NFL Fever 2003
by Microsoft Game Studios
The best American Football title of last year was NFL Fever 2002. It surprised a lot of people with its purely enjoyable gameplay and its well thought out Dynasty mode. Of course this was one hell of an achievement when you consider it's competition comes primarily in the shape of EA's Madden series, a long established series with a hugely loyal following. This time around NFL Fever attempts once more, to be the NFL title to own.
I have to be totally honest and say that before I played NFL Fever my knowledge of American Football and the NFL was very small indeed. I'd heard of the Dolphins and Redskins etc., but my understanding of the game was practically non-existant. Even with this handicap though I've found the game to be very enjoyable indeed. The game comes with a superb tutorial that explains the basics and gets you up and running in no time. If like me you're a complete novice about the sport and fancy giving the game a go then this could be the one for you.
The game includes exhibitions modes and practice modes but the Dynasty mode is where you're going to spend most of your time.
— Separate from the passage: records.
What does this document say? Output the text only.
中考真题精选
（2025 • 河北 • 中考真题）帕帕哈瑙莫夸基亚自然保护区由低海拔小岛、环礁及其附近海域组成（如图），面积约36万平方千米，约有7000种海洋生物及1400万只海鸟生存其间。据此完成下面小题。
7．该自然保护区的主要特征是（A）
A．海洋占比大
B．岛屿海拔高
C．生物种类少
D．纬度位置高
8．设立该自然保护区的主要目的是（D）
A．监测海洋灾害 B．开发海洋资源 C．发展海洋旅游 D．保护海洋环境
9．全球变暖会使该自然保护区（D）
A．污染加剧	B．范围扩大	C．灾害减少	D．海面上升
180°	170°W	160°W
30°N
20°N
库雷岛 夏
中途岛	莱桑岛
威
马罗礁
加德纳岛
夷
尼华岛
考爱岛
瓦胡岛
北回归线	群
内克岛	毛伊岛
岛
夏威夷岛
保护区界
You can choose any team you want and play through a whopping 25 seasons. By way of trades, drafts and free agents you can create the ultimate team to dominate the NFL. In fact the beauty of the Dynasty mode is that you can get involved as much or as little as you want. The Dynasty mode can be played on any of the games difficulty settings so it can be enjoyed whatever your ability is. In addition to the the Dynasty mode there is also a Classic challenge mode in which you get to take on some of the greatest teams.
Visually the game is one of the finest sports games ever made. The stadia in the game look truly amazing. The players move and look great too. It is even possible to see the stadium reflections on the players helmets. The level of graphical excellence found in Fever is seldom seen in games. When played on a widescreen TV, which the game supports, the game looks even more impressive.
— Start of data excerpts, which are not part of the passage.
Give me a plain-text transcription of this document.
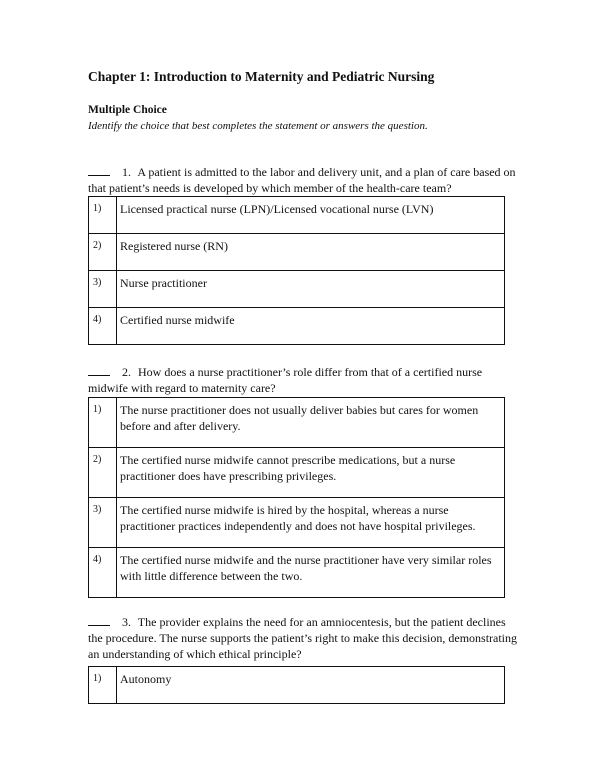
Chapter 1: Introduction to Maternity and Pediatric Nursing
Multiple Choice
Identify the choice that best completes the statement or answers the question.
1. A patient is admitted to the labor and delivery unit, and a plan of care based on that patient’s needs is developed by which member of the health-care team?
1)	Licensed practical nurse (LPN)/Licensed vocational nurse (LVN)
2)	Registered nurse (RN)
3)	Nurse practitioner
4)	Certified nurse midwife
2. How does a nurse practitioner’s role differ from that of a certified nurse midwife with regard to maternity care?
1)	The nurse practitioner does not usually deliver babies but cares for women before and after delivery.
2)	The certified nurse midwife cannot prescribe medications, but a nurse practitioner does have prescribing privileges.
3)	The certified nurse midwife is hired by the hospital, whereas a nurse practitioner practices independently and does not have hospital privileges.
4)	The certified nurse midwife and the nurse practitioner have very similar roles with little difference between the two.
3. The provider explains the need for an amniocentesis, but the patient declines the procedure. The nurse supports the patient’s right to make this decision, demonstrating an understanding of which ethical principle?
1)	Autonomy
There are some gripes with an otherwise top notch sports title though. I've never seen a Field Goal missed which has to be unrealistic. Out of the thirty or so games I've played on Fever, all of the Field Goals were made successfully. Some might argue that the easy difficulty setting becomes too easy far too quickly. While this isn't a major problem it can give a false sense of achievement to the newbie player.
Deaf gamers will be disappointed to note that some areas of the game are unsubtitled. The games good verbal commentary is not subtitled which is a shame. Out of the three practice modes one of the key areas, Chalk Talks, is not subtitled and this is a setback because it gives you some important pointers on how to play the game more effectively. If you know your NFL inside and out then this won't be a problem but if you are a newbie this can be seen as a disadvantage. The manual is not that brilliant either and could have provided more useful information for beginners. The manual spends 5 of its 33 pages talking about the XBOX Live feature of the game which at present is irrelevant in Europe as Live is not up and running. These pages could have been put to better use with a leaflet discussing the Live features.
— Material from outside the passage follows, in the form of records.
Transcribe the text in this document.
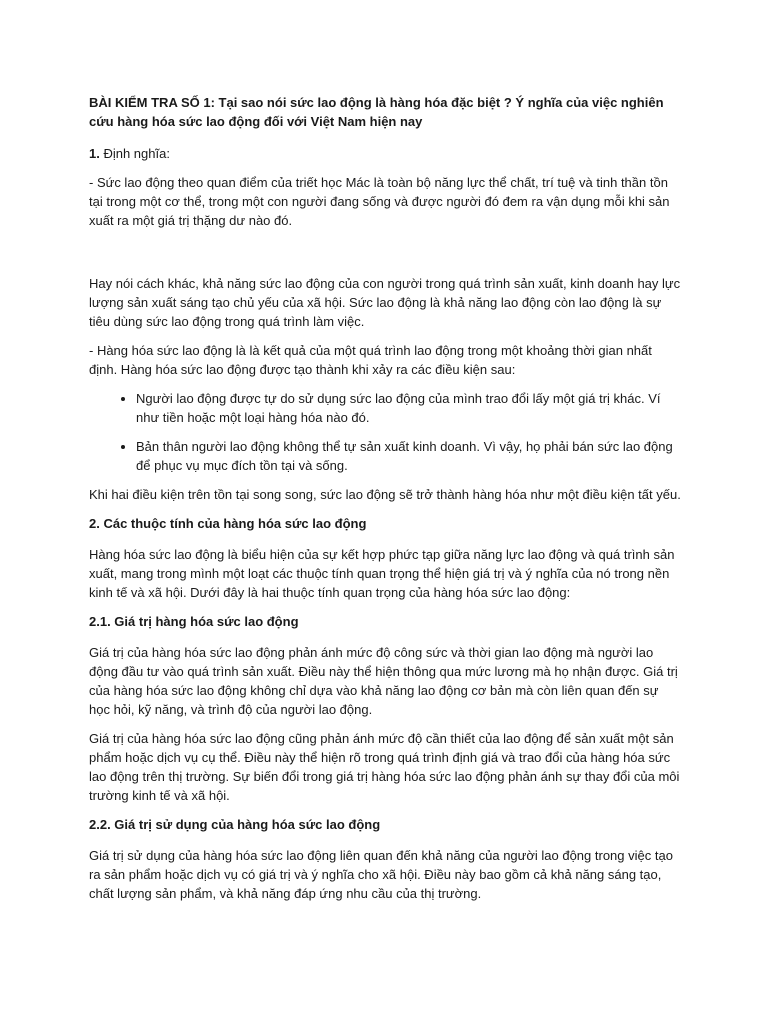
BÀI KIỂM TRA SỐ 1: Tại sao nói sức lao động là hàng hóa đặc biệt ? Ý nghĩa của việc nghiên cứu hàng hóa sức lao động đối với Việt Nam hiện nay

1. Định nghĩa:

- Sức lao động theo quan điểm của triết học Mác là toàn bộ năng lực thể chất, trí tuệ và tinh thần tồn tại trong một cơ thể, trong một con người đang sống và được người đó đem ra vận dụng mỗi khi sản xuất ra một giá trị thặng dư nào đó.

Hay nói cách khác, khả năng sức lao động của con người trong quá trình sản xuất, kinh doanh hay lực lượng sản xuất sáng tạo chủ yếu của xã hội. Sức lao động là khả năng lao động còn lao động là sự tiêu dùng sức lao động trong quá trình làm việc.

- Hàng hóa sức lao động là là kết quả của một quá trình lao động trong một khoảng thời gian nhất định. Hàng hóa sức lao động được tạo thành khi xảy ra các điều kiện sau:

• Người lao động được tự do sử dụng sức lao động của mình trao đổi lấy một giá trị khác. Ví như tiền hoặc một loại hàng hóa nào đó.
• Bản thân người lao động không thể tự sản xuất kinh doanh. Vì vậy, họ phải bán sức lao động để phục vụ mục đích tồn tại và sống.

Khi hai điều kiện trên tồn tại song song, sức lao động sẽ trở thành hàng hóa như một điều kiện tất yếu.

2. Các thuộc tính của hàng hóa sức lao động

Hàng hóa sức lao động là biểu hiện của sự kết hợp phức tạp giữa năng lực lao động và quá trình sản xuất, mang trong mình một loạt các thuộc tính quan trọng thể hiện giá trị và ý nghĩa của nó trong nền kinh tế và xã hội. Dưới đây là hai thuộc tính quan trọng của hàng hóa sức lao động:

2.1. Giá trị hàng hóa sức lao động

Giá trị của hàng hóa sức lao động phản ánh mức độ công sức và thời gian lao động mà người lao động đầu tư vào quá trình sản xuất. Điều này thể hiện thông qua mức lương mà họ nhận được. Giá trị của hàng hóa sức lao động không chỉ dựa vào khả năng lao động cơ bản mà còn liên quan đến sự học hỏi, kỹ năng, và trình độ của người lao động.

Giá trị của hàng hóa sức lao động cũng phản ánh mức độ cần thiết của lao động để sản xuất một sản phẩm hoặc dịch vụ cụ thể. Điều này thể hiện rõ trong quá trình định giá và trao đổi của hàng hóa sức lao động trên thị trường. Sự biến đổi trong giá trị hàng hóa sức lao động phản ánh sự thay đổi của môi trường kinh tế và xã hội.

2.2. Giá trị sử dụng của hàng hóa sức lao động

Giá trị sử dụng của hàng hóa sức lao động liên quan đến khả năng của người lao động trong việc tạo ra sản phẩm hoặc dịch vụ có giá trị và ý nghĩa cho xã hội. Điều này bao gồm cả khả năng sáng tạo, chất lượng sản phẩm, và khả năng đáp ứng nhu cầu của thị trường.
As I said earlier this was my first real NFL game and Fever had enabled me to learn how to play and appreciate the game. The game has one or two problems but overall I really enjoyed it. Let's hope the 2004 version is a little more deaf gamer friendly.
Overall Game Rating: 8.0/10 One of the best sports simulations on the XBOX.
Deaf Gamers comment: Some important omissions with the subtitles but on the whole there are not too many problems.